PE is used in consumer goods including garbage sacks and food packaging. The Anglo-Dutch energy company exited the market when it sold its stake in Basell NV in 2005. Since then the field has become populated by low-cost producers in Asia and the Middle East, including Saudi Basic Industries Corp. (SABIC) The emergence of the shale industry in North America has now changed the market and Shell is considering a new cracker complex in western Pennsylvania, van’t Hoff said.
For cost of production, the stiffest competition is in North America and the Middle East rather than Asia, the Oxford University chemistry graduate said, adding that it’s probably cheaper to build a plant in the U.S. because of the abundance of raw materials.
Shell remains indirectly involved in PE production through an equally owned joint venture with CNOOC Petrochemicals Investment Ltd. Shell first supplied PE in a partnership with BASF SE (BAS) called Elenac, which in turn became one-half of the joint venture with Basell. Shell exited that agreement on strategic grounds. Chemicals still generated $1.4 billion in profit for Shell last year, with 18 million tons of product.
“The Basell journey didn’t work out,” van’t Hoff said. “We’re looking at PE as a route to monetize ethylene. Some people would look at PE very much as a core business in its own right.”
Abu Dhabi-owned competitor Nova Chemicals Corp. announced in January that its low-density PE facility in Moore, Ontario, had restarted production at full capacity, part of its strategy to increase petrochemical production amid growing demand in North America.
Under van’t Hoff, Shell is driving harder to optimize and integrate chemicals with drilling and refining operations.
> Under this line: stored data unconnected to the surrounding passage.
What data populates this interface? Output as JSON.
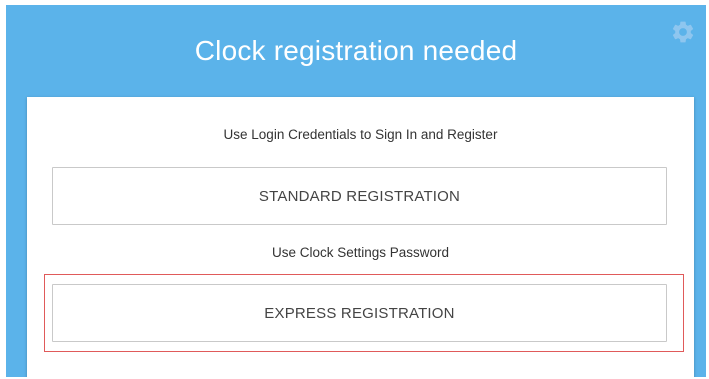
{
  "header": {
    "title": "Clock registration needed",
    "settings_icon": "gear-icon"
  },
  "card": {
    "standard_hint": "Use Login Credentials to Sign In and Register",
    "standard_button_label": "STANDARD REGISTRATION",
    "express_hint": "Use Clock Settings Password",
    "express_button_label": "EXPRESS REGISTRATION"
  },
  "colors": {
    "background": "#5bb3ea",
    "card": "#ffffff",
    "highlight": "#e05a5a"
  }
}
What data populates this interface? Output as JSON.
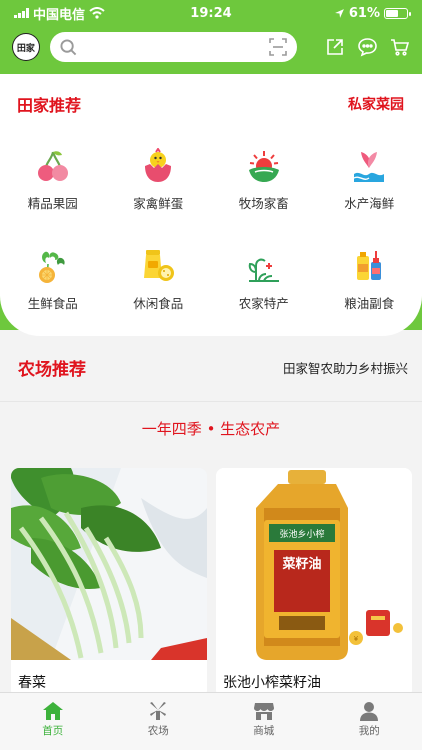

After a decade or so of restructuring, the focus has returned to expanding the business as demand for petrochemicals is forecast to double by 2030, according to Shell. Projects under way or under evaluation include ones with Qatar Petroleum, and an extension of the Sadaf business partnership with Sabic.
The executive said he draws a line at specialty chemicals as those products don’t match Shell’s competence in big process- engineering and complexes. While competitor Total SA (FP) sold some resins businesses to Arkema SA (AKE) in 2011, it continues to produce the Bostik consumer-adhesive brand, among other products in the specialty market.
“There may be places where money is being made, but that’s not necessarily what we’re good at,” Van’t Hoff said. “If you want to play with chemistry sets, you naturally go to a pure chemical company.”